Par leur soulèvement qui a duré plusieurs semaines, les jeunes Français issus de l'immigration ont voulu manifester, clairement et crûment, aux autorités publiques leur doute sur la réalité du modèle d'intégration officiellement affiché. Ils ont aussi cherché à souligner l'inadaptation des solutions jusqu'ici apportées à leurs problèmes de tous ordres et dont le cour réside dans le sentiment de rejet de la société française à leur encontre. A la fracture sociale, chère à Jacques Chirac, qui sépare, de façon verticale, les riches et les pauvres, vient ainsi se greffer une béante fracture culturelle qui, de manière horizontale, divise de fait la société française entre les "inclus culturels" (les Français de souche et les immigrés d'origine occidentale qui, paradoxalement, se diluent très vite dans la société) et les "exclus culturels" (tous les autres) qui composent ce qu'on peut appeler la France périphérique.

Détenteurs, pour une bonne partie d'entre eux, de la citoyenneté française, ces derniers n'en demeurent pas moins très à l'étroit dans un pays, la France, qui leur montre, chaque jour, par des faits (la discrimination à l'embauche) et gestes (le soupçon que la police fait peser en permanence sur eux, à travers ses contrôles), qu'ils ne sont pas des citoyens comme les autres. La gaffe calculée du ministre de l'Intérieur Nicolas Sarkozy, qui a usé, maladroitement et opportunément, du terme de "racaille" (qui se traduit en rebut et en ce qu'il y'a de plus abject dans la société) pour qualifier les émeutiers qui brûlent des voitures, symbolise parfaitement ce sentiment de mépris.

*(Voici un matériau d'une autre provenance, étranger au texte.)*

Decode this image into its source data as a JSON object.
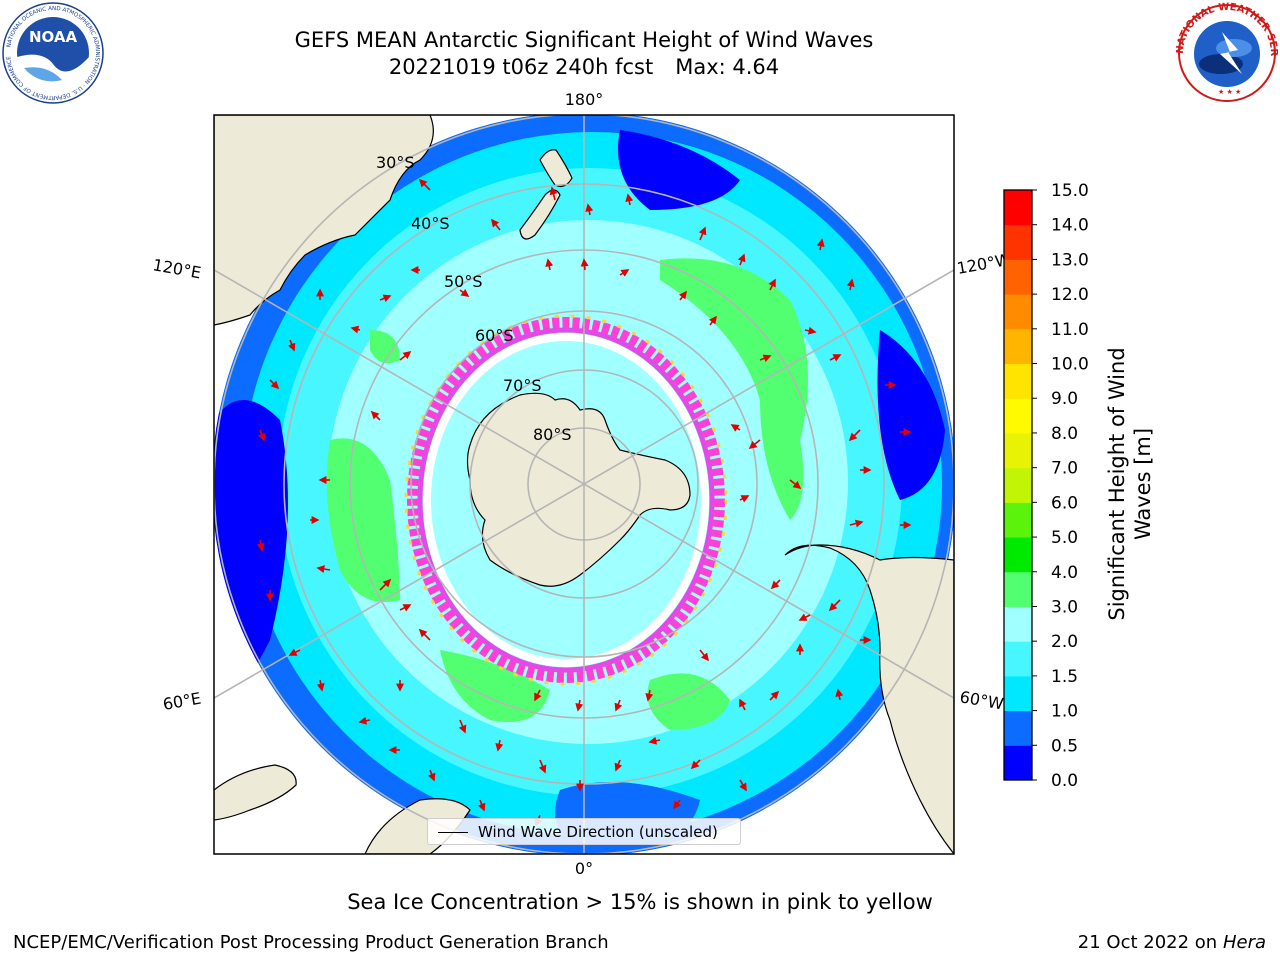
{
  "title": {
    "line1": "GEFS MEAN Antarctic Significant Height of Wind Waves",
    "line2_left": "20221019 t06z 240h fcst",
    "line2_right": "Max: 4.64"
  },
  "map": {
    "projection": "south-polar-stereographic",
    "longitude_labels": {
      "top": "180°",
      "bottom": "0°",
      "upper_left": "120°E",
      "upper_right": "120°W",
      "lower_left": "60°E",
      "lower_right": "60°W"
    },
    "latitude_labels": [
      "30°S",
      "40°S",
      "50°S",
      "60°S",
      "70°S",
      "80°S"
    ],
    "colors": {
      "land": "#eeead8",
      "sea_ice_pink": "#ff3fd6",
      "sea_ice_magenta": "#e14ae6",
      "sea_ice_yellow": "#ffd33a",
      "arrow": "#e00000",
      "grid": "#b5b5b5"
    }
  },
  "legend": {
    "label": "Wind Wave Direction (unscaled)"
  },
  "colorbar": {
    "label_line1": "Significant Height of Wind",
    "label_line2": "Waves [m]",
    "levels": [
      0.0,
      0.5,
      1.0,
      1.5,
      2.0,
      3.0,
      4.0,
      5.0,
      6.0,
      7.0,
      8.0,
      9.0,
      10.0,
      11.0,
      12.0,
      13.0,
      14.0,
      15.0
    ],
    "tick_labels": [
      "0.0",
      "0.5",
      "1.0",
      "1.5",
      "2.0",
      "3.0",
      "4.0",
      "5.0",
      "6.0",
      "7.0",
      "8.0",
      "9.0",
      "10.0",
      "11.0",
      "12.0",
      "13.0",
      "14.0",
      "15.0"
    ],
    "colors": [
      "#0000ff",
      "#0b6cff",
      "#00e8ff",
      "#48f6ff",
      "#a0ffff",
      "#52ff71",
      "#00ea00",
      "#5bf20b",
      "#c2f406",
      "#e8f205",
      "#fffa00",
      "#ffe400",
      "#ffb500",
      "#ff8c00",
      "#ff6200",
      "#ff3300",
      "#ff0000"
    ]
  },
  "sea_ice_note": "Sea Ice Concentration > 15% is shown in pink to yellow",
  "credits": {
    "left": "NCEP/EMC/Verification Post Processing Product Generation Branch",
    "right_date": "21 Oct 2022 on",
    "right_host": "Hera"
  },
  "logos": {
    "noaa_text": "NOAA",
    "noaa_ring_text": "NATIONAL OCEANIC AND ATMOSPHERIC ADMINISTRATION · U.S. DEPARTMENT OF COMMERCE",
    "nws_ring_text": "NATIONAL WEATHER SERVICE"
  }
}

Conscients du malais banlieusard et des risques qu'il fait peser sur la sécurité publique, les gouvernements français successifs ont multiplié les initiatives et programmes. Une politique de la ville axée sur le développement social des quartiers et sur la rénovation de l'habitat a été mise en place au cours des vingt dernières années, ainsi que des mesures d'incitation pour attirer les entreprises et les emplois dans les banlieues pauvres (dénommées "zones franches") qui accueillent pour la plupart des familles d'immigrés. Malgré les sommes colossales engagées, la défiance des immigrés ne s'est pas pourtant amoindrie, devant le constat qu'ils ne peuvent pas, à compétence égale avec les Français de souche, dépasser un certain palier ("le seuil de l'exclu culturel") dans l'entreprise ou dans les services publics, qu'ils sont enfermés dans des ghettos, même rénovés, et que leur dispersion dans les banlieues aisées ne s'effectue que difficilement, devant la résistance de certains élus et de leurs administrés.

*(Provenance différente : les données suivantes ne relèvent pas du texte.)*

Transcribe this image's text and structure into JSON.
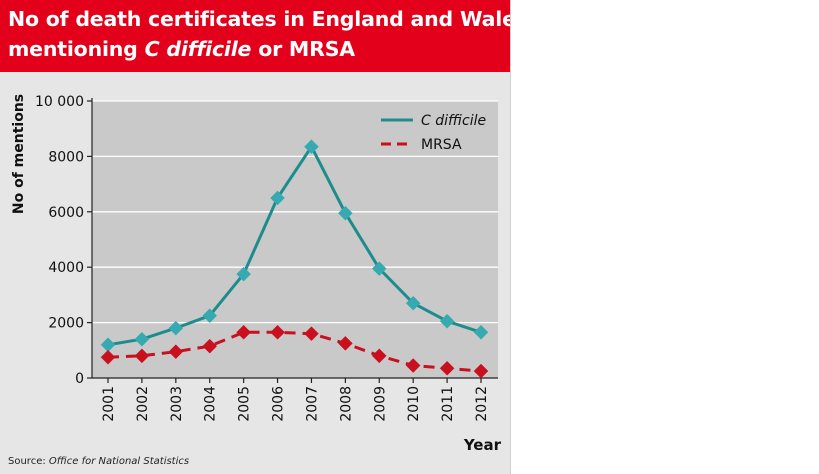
{
  "title": {
    "line1": "No of death certificates in England and Wales",
    "line2_prefix": "mentioning ",
    "line2_italic": "C difficile",
    "line2_suffix": " or MRSA"
  },
  "source": {
    "prefix": "Source: ",
    "italic": "Office for National Statistics"
  },
  "colors": {
    "title_bg": "#e3001b",
    "plot_bg": "#c9c9c9",
    "panel_bg": "#e6e6e6",
    "cdiff": "#1e8c8c",
    "cdiff_marker": "#36aab0",
    "mrsa": "#c8101e"
  },
  "chart_data": {
    "type": "line",
    "title": "No of death certificates in England and Wales mentioning C difficile or MRSA",
    "xlabel": "Year",
    "ylabel": "No of mentions",
    "categories": [
      "2001",
      "2002",
      "2003",
      "2004",
      "2005",
      "2006",
      "2007",
      "2008",
      "2009",
      "2010",
      "2011",
      "2012"
    ],
    "ylim": [
      0,
      10000
    ],
    "yticks": [
      0,
      2000,
      4000,
      6000,
      8000,
      10000
    ],
    "ytick_labels": [
      "0",
      "2000",
      "4000",
      "6000",
      "8000",
      "10 000"
    ],
    "grid": "horizontal",
    "legend_position": "top-right",
    "series": [
      {
        "name": "C difficile",
        "style": "solid",
        "marker": "diamond",
        "values": [
          1200,
          1400,
          1800,
          2250,
          3750,
          6500,
          8350,
          5950,
          3950,
          2700,
          2050,
          1650
        ]
      },
      {
        "name": "MRSA",
        "style": "dashed",
        "marker": "diamond",
        "values": [
          750,
          800,
          950,
          1150,
          1650,
          1650,
          1600,
          1250,
          800,
          450,
          350,
          250
        ]
      }
    ]
  }
}
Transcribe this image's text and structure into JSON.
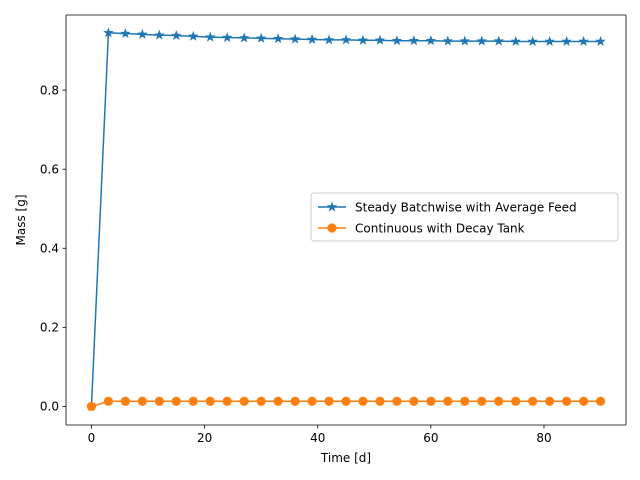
{
  "chart_data": {
    "type": "line",
    "title": "",
    "xlabel": "Time [d]",
    "ylabel": "Mass [g]",
    "xlim": [
      -4.5,
      94.5
    ],
    "ylim": [
      -0.047,
      0.99
    ],
    "xticks": [
      0,
      20,
      40,
      60,
      80
    ],
    "yticks": [
      0.0,
      0.2,
      0.4,
      0.6,
      0.8
    ],
    "xtick_labels": [
      "0",
      "20",
      "40",
      "60",
      "80"
    ],
    "ytick_labels": [
      "0.0",
      "0.2",
      "0.4",
      "0.6",
      "0.8"
    ],
    "grid": false,
    "legend": "center-right",
    "x": [
      0,
      3,
      6,
      9,
      12,
      15,
      18,
      21,
      24,
      27,
      30,
      33,
      36,
      39,
      42,
      45,
      48,
      51,
      54,
      57,
      60,
      63,
      66,
      69,
      72,
      75,
      78,
      81,
      84,
      87,
      90
    ],
    "series": [
      {
        "name": "Steady Batchwise with Average Feed",
        "color": "#1f77b4",
        "marker": "star",
        "values": [
          0.0,
          0.945,
          0.943,
          0.941,
          0.939,
          0.938,
          0.936,
          0.934,
          0.933,
          0.932,
          0.931,
          0.93,
          0.929,
          0.928,
          0.927,
          0.927,
          0.926,
          0.926,
          0.925,
          0.925,
          0.925,
          0.924,
          0.924,
          0.924,
          0.924,
          0.923,
          0.923,
          0.923,
          0.923,
          0.923,
          0.923
        ]
      },
      {
        "name": "Continuous with Decay Tank",
        "color": "#ff7f0e",
        "marker": "circle",
        "values": [
          0.0,
          0.013,
          0.013,
          0.013,
          0.013,
          0.013,
          0.013,
          0.013,
          0.013,
          0.013,
          0.013,
          0.013,
          0.013,
          0.013,
          0.013,
          0.013,
          0.013,
          0.013,
          0.013,
          0.013,
          0.013,
          0.013,
          0.013,
          0.013,
          0.013,
          0.013,
          0.013,
          0.013,
          0.013,
          0.013,
          0.013
        ]
      }
    ]
  }
}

Tout ceci prouve que la seule et unique voie pour la France de combler le vide qui le sépare de ses immigrés est de leur redonner confiance en faisant de leur différence culturelle un atout dont il faut s'enrichir (la francophonie le fait si bien avec le patrimoine culturel africain) et non un handicap. Au demeurant, ce serait illusoire de décréter la fin de l'histoire en cherchant à fixer pour de bon ce qu'est l'identité française et d'imposer à tout nouveau citoyen de s'y adapter entièrement. Car cette identité a évolué au gré des siècles et continuera à le faire sous l'effet d'influences de nature différente. Le corollaire de tout cela, c'est que les immigrés et leurs enfants doivent pouvoir vivre parallèlement l'enracinement dans leur culture d'origine et l'ouverture à la culture française. La France doit également leur aménager le cadre idoine pour leur permettre de remonter, comme tout citoyen français, l'échelle sociale, grâce à l'éducation, à l'insertion professionnelle et à la mixité du logement, et occuper, dans toutes les sphères de la société, les positions dignes de leurs talents.